JIM was a bouncy but thoroughly mature and reliable salesman. So it was a surprise to us all when his wife called to ask if we knew where he was. We didn't. He had been slated to work the local area this Monday and the rest of the week. But during the week neither his wife nor the office heard from him. The next Monday Jim breezed in. He handed in an unauthorized expense sheet for the statewide sales trip he had taken.

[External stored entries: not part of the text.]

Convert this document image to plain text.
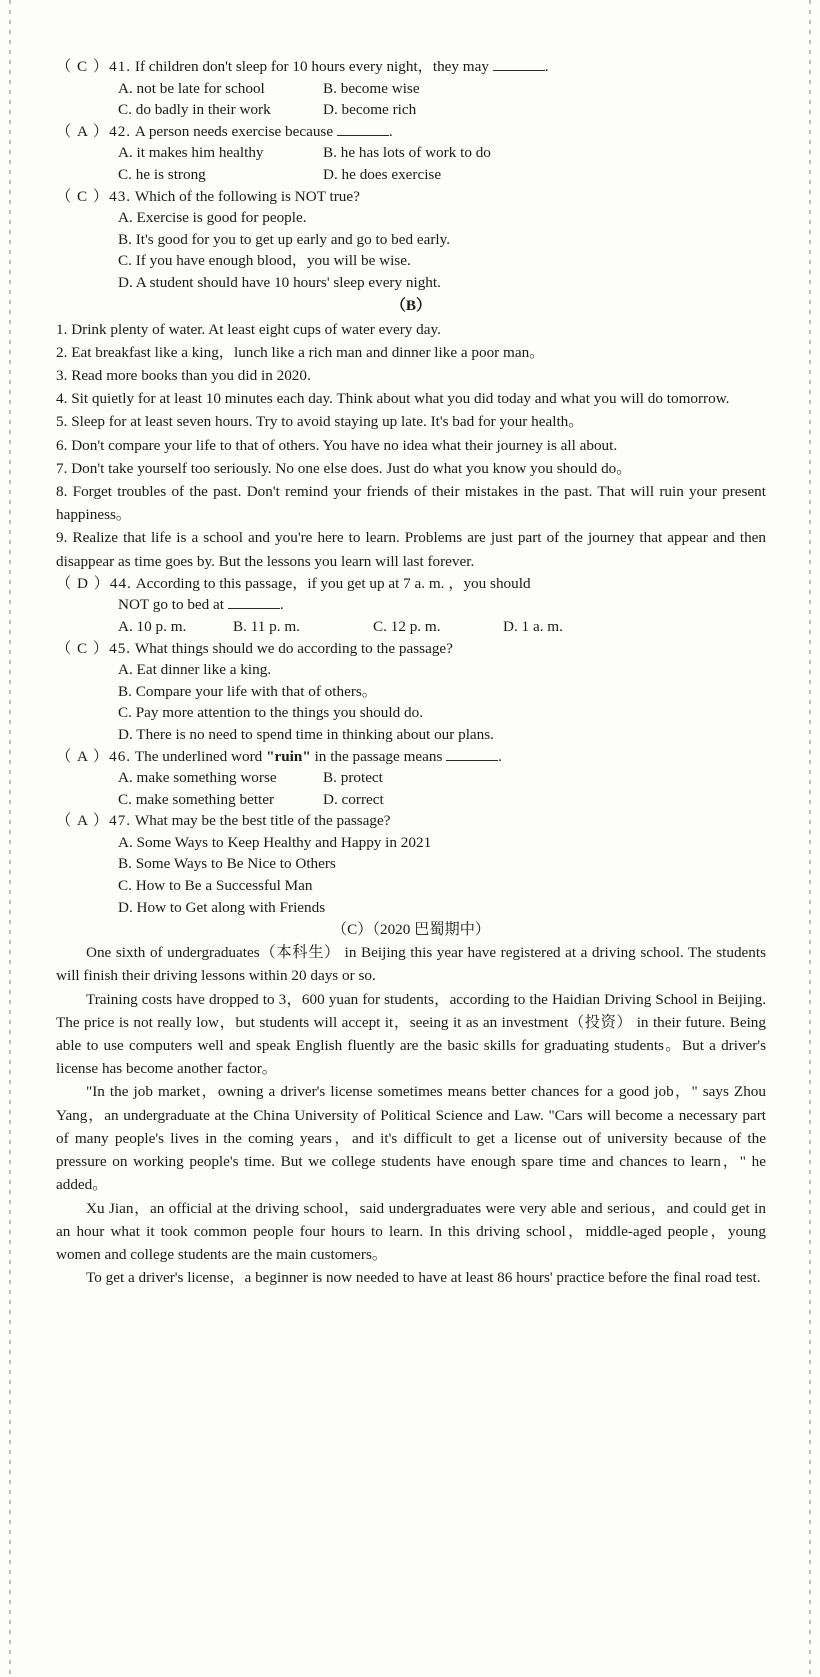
（ C ）41. If children don't sleep for 10 hours every night，they may	.
A. not be late for school	B. become wise
C. do badly in their work	D. become rich
（ A ）42. A person needs exercise because	.
A. it makes him healthy	B. he has lots of work to do
C. he is strong	D. he does exercise
（ C ）43. Which of the following is NOT true?
A. Exercise is good for people.
B. It's good for you to get up early and go to bed early.
C. If you have enough blood，you will be wise.
D. A student should have 10 hours' sleep every night.
（B）
1. Drink plenty of water. At least eight cups of water every day.
2. Eat breakfast like a king，lunch like a rich man and dinner like a poor man。
3. Read more books than you did in 2020.
4. Sit quietly for at least 10 minutes each day. Think about what you did today and what you will do tomorrow.
5. Sleep for at least seven hours. Try to avoid staying up late. It's bad for your health。
6. Don't compare your life to that of others. You have no idea what their journey is all about.
7. Don't take yourself too seriously. No one else does. Just do what you know you should do。
8. Forget troubles of the past. Don't remind your friends of their mistakes in the past. That will ruin your present happiness。
9. Realize that life is a school and you're here to learn. Problems are just part of the journey that appear and then disappear as time goes by. But the lessons you learn will last forever.
（ D ）44. According to this passage，if you get up at 7 a. m. ，you should
NOT go to bed at	.
A. 10 p. m.	B. 11 p. m.	C. 12 p. m.	D. 1 a. m.
（ C ）45. What things should we do according to the passage?
A. Eat dinner like a king.
B. Compare your life with that of others。
C. Pay more attention to the things you should do.
D. There is no need to spend time in thinking about our plans.
（ A ）46. The underlined word "ruin" in the passage means	.
A. make something worse	B. protect
C. make something better	D. correct
（ A ）47. What may be the best title of the passage?
A. Some Ways to Keep Healthy and Happy in 2021
B. Some Ways to Be Nice to Others
C. How to Be a Successful Man
D. How to Get along with Friends
（C）（2020 巴蜀期中）

One sixth of undergraduates（本科生） in Beijing this year have registered at a driving school. The students will finish their driving lessons within 20 days or so.

Training costs have dropped to 3，600 yuan for students，according to the Haidian Driving School in Beijing. The price is not really low，but students will accept it，seeing it as an investment（投资） in their future. Being able to use computers well and speak English fluently are the basic skills for graduating students。But a driver's license has become another factor。

"In the job market，owning a driver's license sometimes means better chances for a good job，" says Zhou Yang，an undergraduate at the China University of Political Science and Law. "Cars will become a necessary part of many people's lives in the coming years，and it's difficult to get a license out of university because of the pressure on working people's time. But we college students have enough spare time and chances to learn，" he added。

Xu Jian，an official at the driving school，said undergraduates were very able and serious，and could get in an hour what it took common people four hours to learn. In this driving school，middle-aged people，young women and college students are the main customers。

To get a driver's license，a beginner is now needed to have at least 86 hours' practice before the final road test.
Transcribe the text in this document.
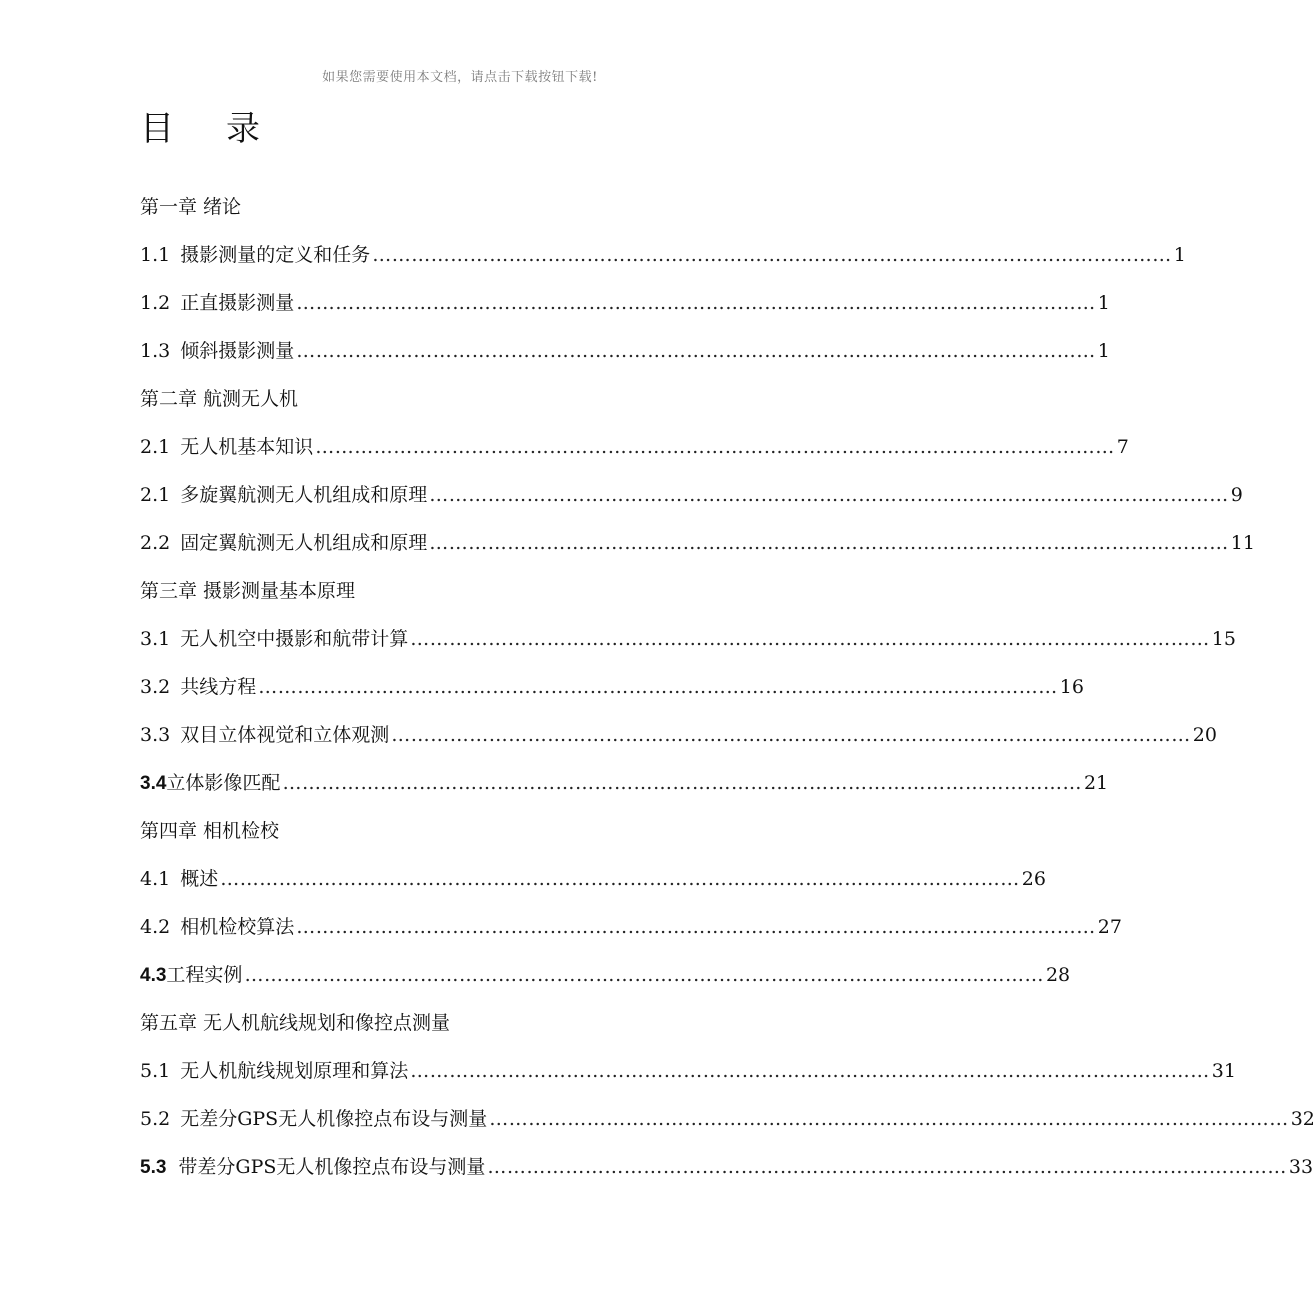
如果您需要使用本文档，请点击下载按钮下载!
目录
第一章 绪论
1.1 摄影测量的定义和任务 …………………………………………………………………………………………………………… 1
1.2 正直摄影测量 …………………………………………………………………………………………………………… 1
1.3 倾斜摄影测量 …………………………………………………………………………………………………………… 1
第二章 航测无人机
2.1 无人机基本知识 …………………………………………………………………………………………………………… 7
2.1 多旋翼航测无人机组成和原理 …………………………………………………………………………………………………………… 9
2.2 固定翼航测无人机组成和原理 …………………………………………………………………………………………………………… 11
第三章 摄影测量基本原理
3.1 无人机空中摄影和航带计算 …………………………………………………………………………………………………………… 15
3.2 共线方程 …………………………………………………………………………………………………………… 16
3.3 双目立体视觉和立体观测 …………………………………………………………………………………………………………… 20
3.4 立体影像匹配 …………………………………………………………………………………………………………… 21
第四章 相机检校
4.1 概述 …………………………………………………………………………………………………………… 26
4.2 相机检校算法 …………………………………………………………………………………………………………… 27
4.3 工程实例 …………………………………………………………………………………………………………… 28
第五章 无人机航线规划和像控点测量
5.1 无人机航线规划原理和算法 …………………………………………………………………………………………………………… 31
5.2 无差分GPS无人机像控点布设与测量 …………………………………………………………………………………………………………… 32
5.3 带差分GPS无人机像控点布设与测量 …………………………………………………………………………………………………………… 33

When his boss summoned Jim, I mentally braced myself for an explosion. None came. Only the murmur of congenial conversation. I couldn't believe it! As soon as the office cleared, I went to Jim's boss. ``You didn't bawl him out for breaking company rules?''

``Bawling him out wouldn't accomplish a thing,'' he replied. ``Jim's a good man and a good salesman. I asked him not to do that again, and he won't.'' I looked incredulous. So he explained, ``You can work only with the good in people.''

That made sense to me, and since then I've tried to apply that simple rule in many everyday situations. It works like honey on lemon, neutralizing what's tart, keeping fresh and sweet the rest.

That idea of working with the good, with what's right in people, is the opposite of manipulating people to produce a result beneficial to us. It springs from a higher wisdom, from a knowledge of God, good, and His expression of good to us and through us. Because good flows from God, is like God, it has to be spiritual, universal, with no drying up or diminution.

Who would want to see the good in his or her experience go only so far and then stop? Isn't there in each of us a deep desire for good? We crave good, thrive on it. We can't live without it, and we can never have too much of it.

Good in God's man (the real, spiritual identity of you and me) is natural. Mary Baker Eddy, a deep student of Christ Jesus' teachings and the Discoverer and Founder of Christian Science, points out in her Miscellaneous Writings, ``Jesus regarded good as the normal state of man, and evil as the abnormal; holiness, life, and health as the better representatives of God than sin, disease, and death.''

Jesus saw the good in people. He had absolute faith in the goodness of God, and consequently in the good that God expresses in His idea, man.

The sense of good present in us and others is not something to be got as much as it is something to be revealed. And sometimes we need to work hard to see the good in others -- or even in ourselves. But when we do, the effect can be startling.

Wonderful, we think; that's the way we'd like to be seen -- gifted, good! And it is just as wonderful for us to see the good and gifted in others, be it an unreasonable relative, demanding boss, meddlesome neighbor, cranky bus driver -- because that very seeing-through-to-good is what's needed to nullify the unreasonable, demanding, meddlesome, cranky.

That's when we need to be like a ruler referred to in the Biblical book of Proverbs: ``A king that sitteth in the throne of judgment scattereth away all evil with his eyes.''

Our eyes of judgment -- our spiritual discernment of each individual as created and governed by God -- can scatter like chaff the ill will presented, by our looking for some evidence of good. At the moment the evidences of good may appear to be very slight indeed, but I've found that finding even one spark of good helps me scatter an offense like chaff and clear the air.